"London blitz comes to life"
by Rebecca Paton for remotegoat on 08/06/10

Descending into the crypt at St Andrews it doesn't take much to imagine you're in a World War II bunker. The cool, candle-lit vaults set the mood for the evening, and with a cup of sugary tea for courage, you're thrown right into war time London.

The plot is deceptively simple. Four Londoners from different backgrounds stumble into the vaults to shelter from the German planes. As they wait out the raid, their life stories unfold and we get to know the people behind the stoic but frightened faces.

Throughout the night real stories of courage, humanity and kindness are told through vignettes which are moving and at times comedic. But with the light comes the dark, and as the crypt threatens to cave in as the bombs come closer, so the cracks in the social fabric of 1940s England begin to show.

Freya Finnerty's Esther is beautiful and courageous and epitomises the goodness and self-sacrifice of London's nurses during the war. Her beau, Jonathan (Benjamin Way), fills the room with nightmares of war on the continent, as we witness his efforts to forget and lead a normal life. Margaret (Nadege Adlam) must reconcile her comfortable upper class life with her new role as an ambulance driver. Helen (Angie Fullman) comes to terms with her own personal tragedies and reminds us of the lighter side of the war - dancing and singing throughout the confinement.

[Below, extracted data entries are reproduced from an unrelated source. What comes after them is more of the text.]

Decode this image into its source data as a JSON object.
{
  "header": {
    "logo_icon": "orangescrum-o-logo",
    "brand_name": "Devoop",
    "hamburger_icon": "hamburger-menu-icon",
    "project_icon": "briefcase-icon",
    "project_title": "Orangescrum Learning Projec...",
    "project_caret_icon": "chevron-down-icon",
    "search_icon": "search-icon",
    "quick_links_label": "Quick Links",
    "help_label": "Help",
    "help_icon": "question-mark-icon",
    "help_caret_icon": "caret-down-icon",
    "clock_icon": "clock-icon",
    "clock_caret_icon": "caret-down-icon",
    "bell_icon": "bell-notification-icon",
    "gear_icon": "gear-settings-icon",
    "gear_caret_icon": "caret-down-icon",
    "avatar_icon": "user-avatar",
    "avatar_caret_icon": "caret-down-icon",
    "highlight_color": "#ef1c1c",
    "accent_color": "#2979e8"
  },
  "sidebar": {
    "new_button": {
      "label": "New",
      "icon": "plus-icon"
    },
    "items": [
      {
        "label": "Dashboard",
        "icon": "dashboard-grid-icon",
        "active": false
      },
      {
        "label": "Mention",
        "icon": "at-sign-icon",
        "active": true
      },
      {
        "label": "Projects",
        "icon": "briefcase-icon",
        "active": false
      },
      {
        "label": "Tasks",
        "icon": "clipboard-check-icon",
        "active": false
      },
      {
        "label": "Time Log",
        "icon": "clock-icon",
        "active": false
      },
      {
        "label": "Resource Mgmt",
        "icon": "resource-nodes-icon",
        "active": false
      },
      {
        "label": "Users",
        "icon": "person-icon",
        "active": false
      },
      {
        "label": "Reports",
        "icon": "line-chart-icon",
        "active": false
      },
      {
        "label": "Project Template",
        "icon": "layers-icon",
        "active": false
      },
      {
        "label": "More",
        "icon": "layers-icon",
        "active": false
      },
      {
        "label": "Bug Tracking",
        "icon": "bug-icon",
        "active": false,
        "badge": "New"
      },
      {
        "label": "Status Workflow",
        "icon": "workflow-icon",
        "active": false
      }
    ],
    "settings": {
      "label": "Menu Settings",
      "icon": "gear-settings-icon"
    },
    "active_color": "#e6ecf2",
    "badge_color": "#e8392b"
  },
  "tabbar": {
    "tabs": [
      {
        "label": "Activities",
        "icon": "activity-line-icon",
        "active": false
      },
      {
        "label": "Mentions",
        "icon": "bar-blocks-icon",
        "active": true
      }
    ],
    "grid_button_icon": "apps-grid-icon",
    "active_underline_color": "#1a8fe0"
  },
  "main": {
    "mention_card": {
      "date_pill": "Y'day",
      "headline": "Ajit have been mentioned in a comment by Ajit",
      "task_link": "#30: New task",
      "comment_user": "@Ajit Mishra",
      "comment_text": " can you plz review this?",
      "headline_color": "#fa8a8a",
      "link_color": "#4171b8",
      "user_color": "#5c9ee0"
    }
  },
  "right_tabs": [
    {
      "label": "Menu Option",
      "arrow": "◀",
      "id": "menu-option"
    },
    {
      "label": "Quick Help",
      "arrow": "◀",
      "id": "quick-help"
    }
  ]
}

The brilliant cast of the Scrawny Cat Theatre Company have managed to capture something special in the crypts at St Andrews. The intimate and evocative set means that minimal props are necessary to make the war stories come to life. The sound design was skilful, and the attention to detail with costuming is worthy of commendation. The artful story-telling produces moments lost in time but crucial to London and its residents' lives, while reminding us that while we may mourn the loss of the 'blitz spirit', other attitudes of the time are best left in the past. The only frustration is that its brevity results in some missed opportunities to further probe many of the issues touched upon.

If the question is, "Could this Be The Last Time?" I hope that the answer is that I will be seeing much more of the Scrawny Cat's re-imagining of our past in the very near future.